A leading pro-government newspaper in Syria said on Thursday that the army is preparing a major offensive to recapture the whole of second city Aleppo and its surrounding province.
The editorial in Al-Watan came as fighting intensifies in and around the divided city despite a February ceasefire brokered by Russia and the United States.
"Now is the time to launch the battle for the complete liberation of Aleppo," the paper said.
"It's no secret that the Syrian army has prepared this decisive battle with its allies.

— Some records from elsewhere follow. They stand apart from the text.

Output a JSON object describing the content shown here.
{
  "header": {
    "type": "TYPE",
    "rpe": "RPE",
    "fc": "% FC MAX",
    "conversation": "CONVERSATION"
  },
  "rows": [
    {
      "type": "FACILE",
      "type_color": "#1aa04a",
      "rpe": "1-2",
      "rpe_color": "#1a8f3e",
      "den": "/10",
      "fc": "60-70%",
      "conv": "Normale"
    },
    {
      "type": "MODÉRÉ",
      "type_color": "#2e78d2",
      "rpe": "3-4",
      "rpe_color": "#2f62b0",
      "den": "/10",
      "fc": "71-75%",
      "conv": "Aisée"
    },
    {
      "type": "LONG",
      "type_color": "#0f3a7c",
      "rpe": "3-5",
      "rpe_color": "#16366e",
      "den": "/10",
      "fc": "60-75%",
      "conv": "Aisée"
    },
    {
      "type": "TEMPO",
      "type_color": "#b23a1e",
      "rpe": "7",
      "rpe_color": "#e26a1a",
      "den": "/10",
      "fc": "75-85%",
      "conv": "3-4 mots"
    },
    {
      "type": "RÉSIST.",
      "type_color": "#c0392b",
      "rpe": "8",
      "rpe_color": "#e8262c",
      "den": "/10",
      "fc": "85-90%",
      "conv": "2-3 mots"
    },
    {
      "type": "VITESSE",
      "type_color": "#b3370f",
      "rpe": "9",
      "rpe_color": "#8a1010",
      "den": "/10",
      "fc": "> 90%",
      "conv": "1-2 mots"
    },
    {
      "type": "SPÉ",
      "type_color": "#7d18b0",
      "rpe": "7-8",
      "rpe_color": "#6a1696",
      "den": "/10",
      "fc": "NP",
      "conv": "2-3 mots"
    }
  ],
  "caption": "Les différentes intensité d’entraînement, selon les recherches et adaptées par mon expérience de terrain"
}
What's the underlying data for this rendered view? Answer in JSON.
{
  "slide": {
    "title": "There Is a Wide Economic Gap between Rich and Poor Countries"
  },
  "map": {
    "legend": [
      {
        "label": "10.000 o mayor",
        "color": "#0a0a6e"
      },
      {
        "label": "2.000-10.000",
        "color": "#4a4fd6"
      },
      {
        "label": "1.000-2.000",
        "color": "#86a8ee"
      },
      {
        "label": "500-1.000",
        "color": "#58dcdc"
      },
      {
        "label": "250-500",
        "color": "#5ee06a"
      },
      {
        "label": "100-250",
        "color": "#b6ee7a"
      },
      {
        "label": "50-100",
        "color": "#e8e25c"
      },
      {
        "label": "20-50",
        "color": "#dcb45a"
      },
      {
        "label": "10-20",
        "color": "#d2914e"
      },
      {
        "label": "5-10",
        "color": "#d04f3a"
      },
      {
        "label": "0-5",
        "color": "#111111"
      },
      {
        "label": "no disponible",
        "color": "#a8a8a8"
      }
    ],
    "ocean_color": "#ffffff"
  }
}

It will not take long to begin, nor to finish."
A source close to the regime also said the army would launch a major offensive in the coming days.
"The army is preparing a huge operation in the coming days to push the rebels away from the city by encircling it and creating a security zone," the source told AFP.
The comments echo remarks made by Prime Minister Wael al-Halqi during a visit to Damascus by Russian lawmakers earlier this month.
"With our Russian partners, we are preparing an operation to free Aleppo and block all illegal armed groups that have not joined or have broken the ceasefire deal," Russia's Interfax news agency quoted him as saying on April 10.
Rebels have controlled eastern districts of Aleppo since 2012, confining the government to the west.
Control of the surrounding province is divided between a myriad of armed groups -- jihadists of Al-Qaeda and the Islamic State group, Kurdish militia and various rebel factions as well as the army.
Al-Watan said Damascus had given the fragile February 27 truce a chance at the request of its "Russian friends," but should now deal a "severe blow" to opponents.
"Recapturing Aleppo city and then the entire province will be a severe blow to anyone who thinks about dividing up Syria", the paper wrote.
"The battle for Aleppo and its results will... mark a huge paradigm shift in defeating terrorism and cleansing Syria of it."
The drive for an offensive by the army comes despite an appeal by U.N. envoy Staffan de Mistura late on Wednesday for urgent steps to rescue the truce from its cosponsors Moscow and Washington.
Washington has accused Moscow of encouraging its Damascus ally to embark on an offensive to retake Aleppo, Syria's pre-war commercial hub.
Moscow has countered that the rebels in the city are fighting alongside Al-Qaeda, which is not covered by the ceasefire, and has asked the U.N. to add two key Islamist rebel groups to the exclusion blacklist.